Clement Pichot, Anis Djari, Joseph Tran, Marion Verdenaud, William Marande, Cecile Huneau, Veronique Gautier, David Latrasse, Sandrine Arribat, Vivien Sommard, Christelle Troadec, Charles Poncet, Mohammed Bendahmane, Judit Szecsi, Catherine Dogimont, Jerome Salse, Moussa Benhamed, Mohamed Zouine, Adnane Boualem, Abdelhafid Bendahmane.
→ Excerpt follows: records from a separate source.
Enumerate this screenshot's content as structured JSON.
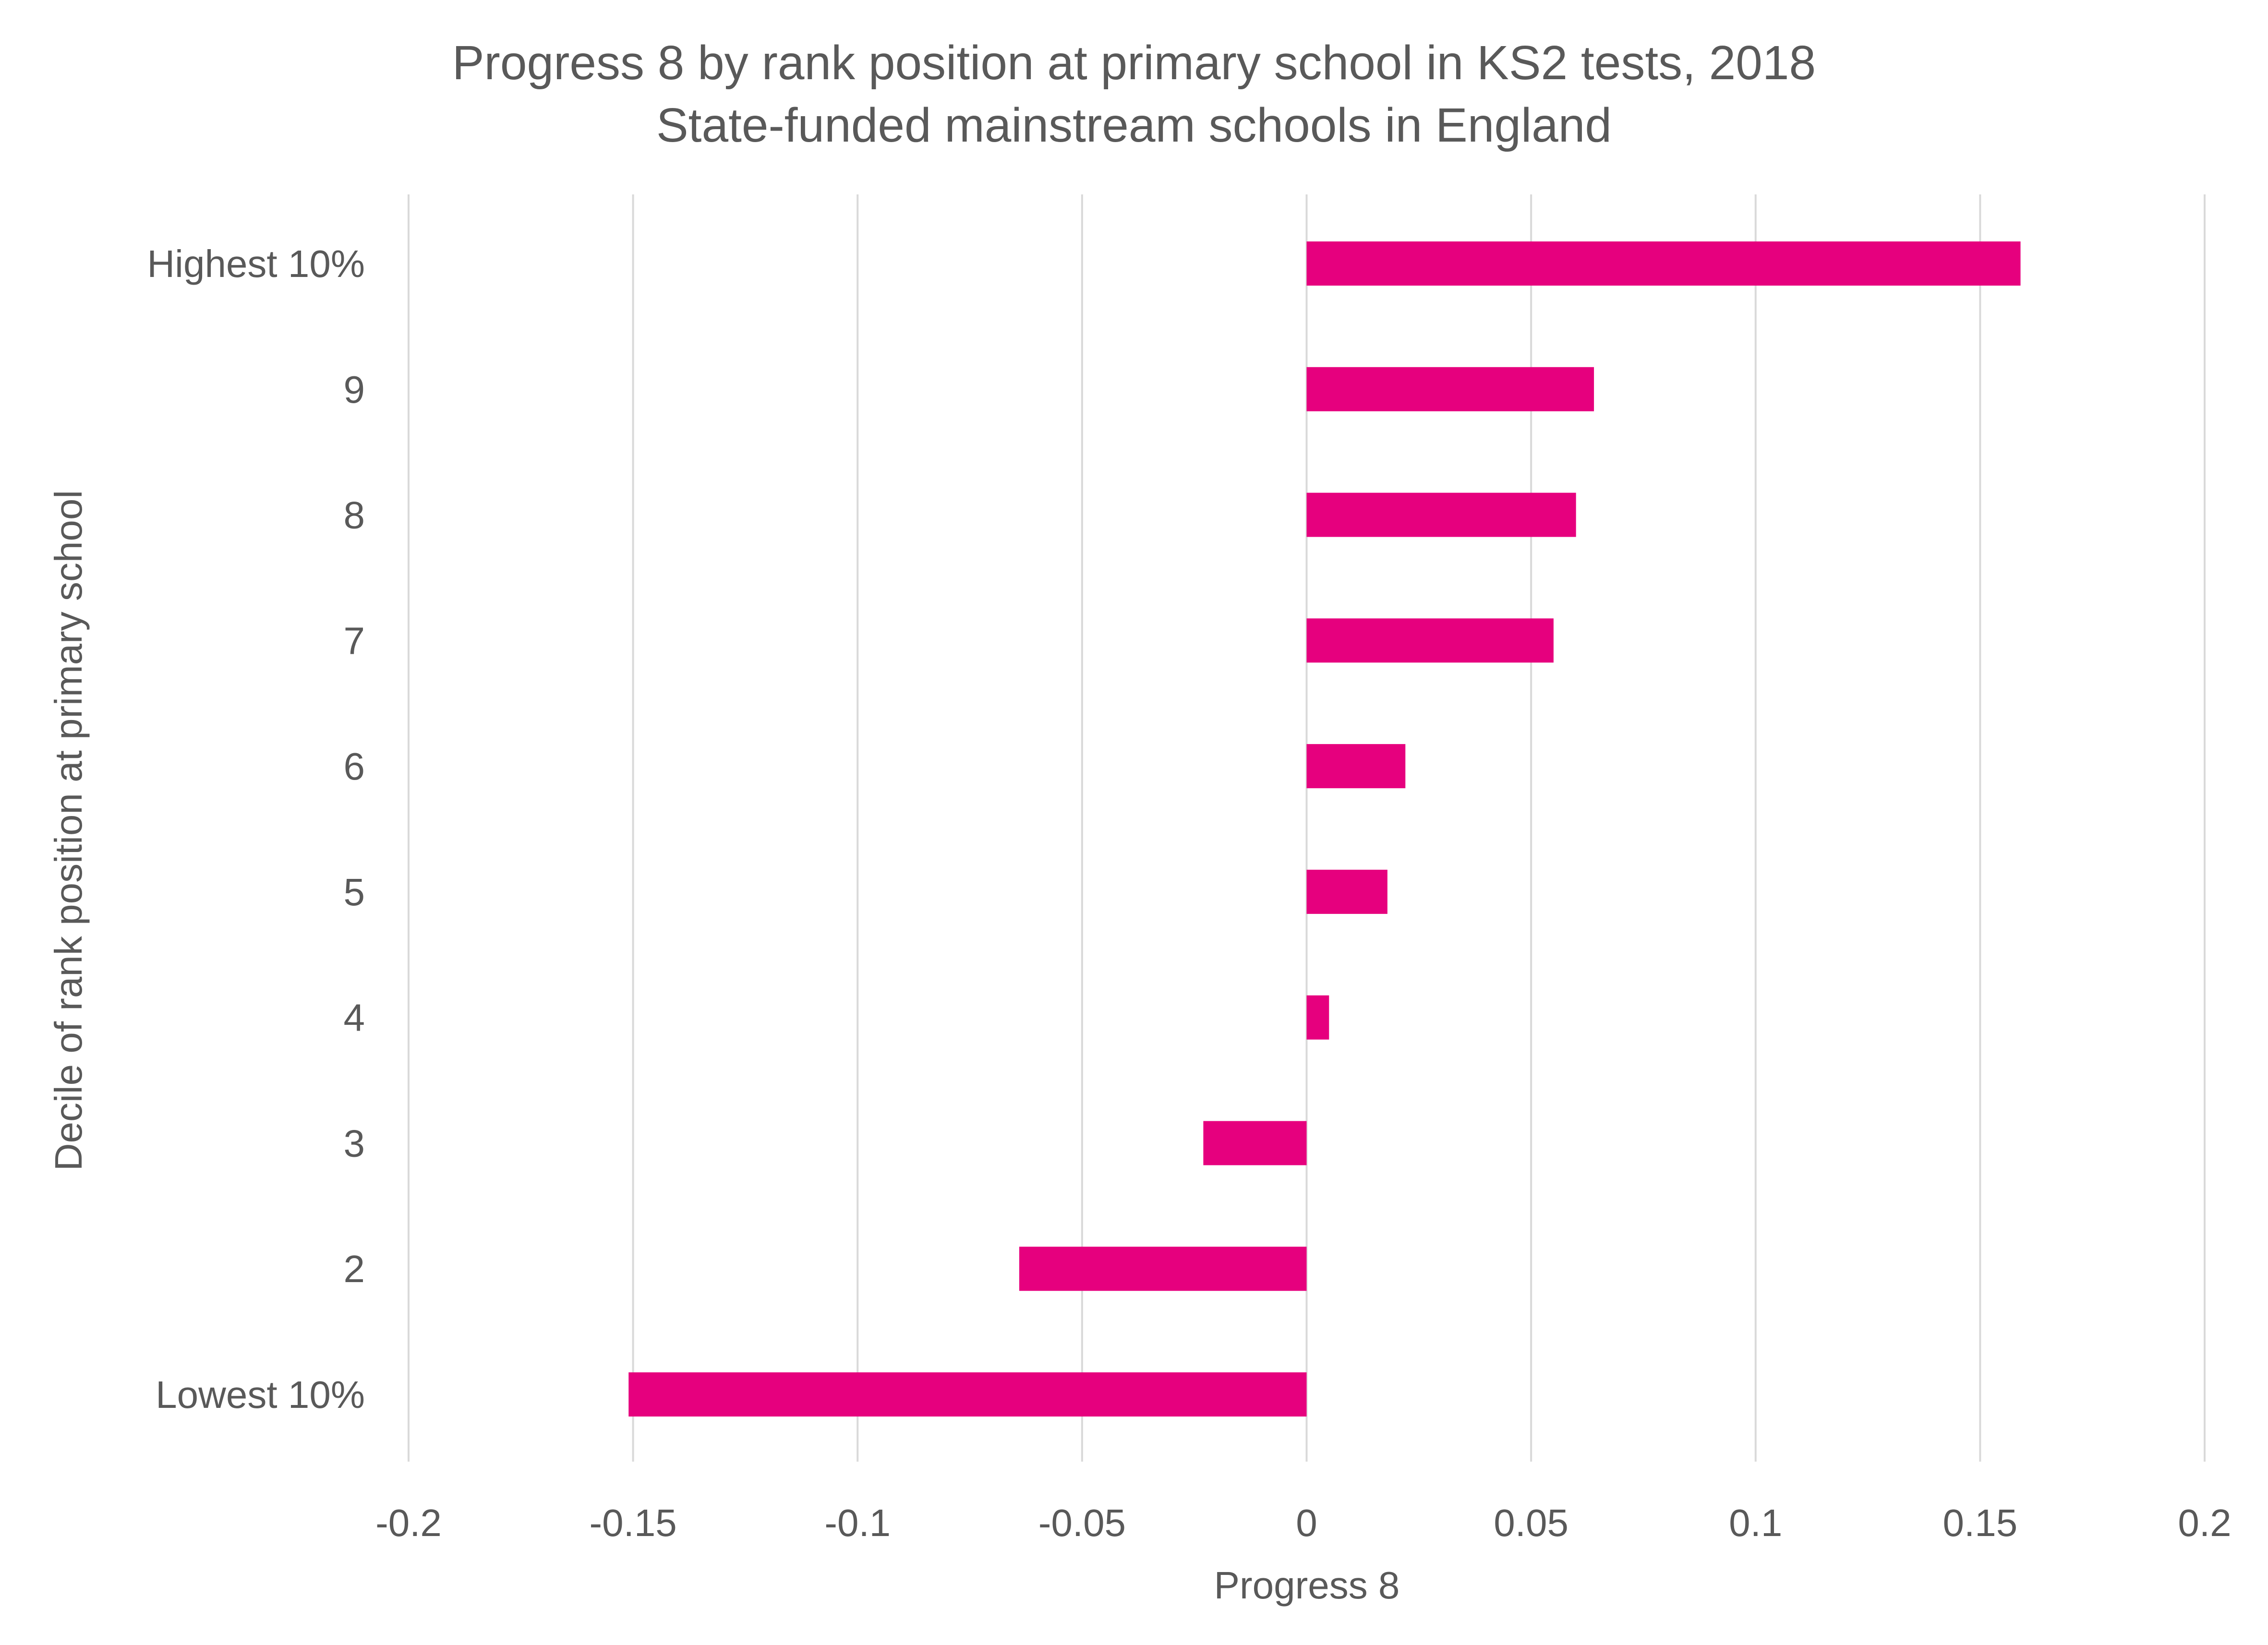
{
  "chart_data": {
    "type": "bar",
    "orientation": "horizontal",
    "title": "Progress 8 by rank position at primary school in KS2 tests,  2018",
    "subtitle": "State-funded mainstream schools in England",
    "xlabel": "Progress 8",
    "ylabel": "Decile of rank position at primary school",
    "xlim": [
      -0.2,
      0.2
    ],
    "xticks": [
      -0.2,
      -0.15,
      -0.1,
      -0.05,
      0,
      0.05,
      0.1,
      0.15,
      0.2
    ],
    "xtick_labels": [
      "-0.2",
      "-0.15",
      "-0.1",
      "-0.05",
      "0",
      "0.05",
      "0.1",
      "0.15",
      "0.2"
    ],
    "grid": "vertical",
    "legend": "none",
    "bar_color": "#E6007E",
    "categories": [
      "Highest 10%",
      "9",
      "8",
      "7",
      "6",
      "5",
      "4",
      "3",
      "2",
      "Lowest 10%"
    ],
    "values": [
      0.159,
      0.064,
      0.06,
      0.055,
      0.022,
      0.018,
      0.005,
      -0.023,
      -0.064,
      -0.151
    ]
  }
}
Cucumis melo displays a large diversity of horticultural groups with Cantaloupe melon the most cultivated type. Using a combination of single-molecule sequencing, 10X Genomics link-reads, high-density optical and genetic maps and chromosome conformation capture (Hi-C) we assembled a chromosome scale C.melo var. cantalupensis Charentais mono genome. Integration of RNA-seq, MeDip-seq, ChIP-seq and Hi-C data revealed a widespread compartmentalization of the melon genome, segregating constitutive heterochromatin and euchromatin. Genome-wide comparative and evolutionary analysis between melon botanical groups identified Charentais mono genome increasingly more divergent from Harukei-3 (reticulatus), Payzawat (inodorus), and HS (ssp. agrestis) genomes. To assess the paleohistory of the Cucurbitaceae, we reconstructed the ancestral Cucurbitaceae karyotype and compared it to sequenced cucurbit genomes. In contrast to other species that experienced massive chromosome shuffling, melon has retained the ancestral genome structure. We provide comprehensive genomic resources and new insights in the diversity of melon horticultural groups and evolution of cucurbits.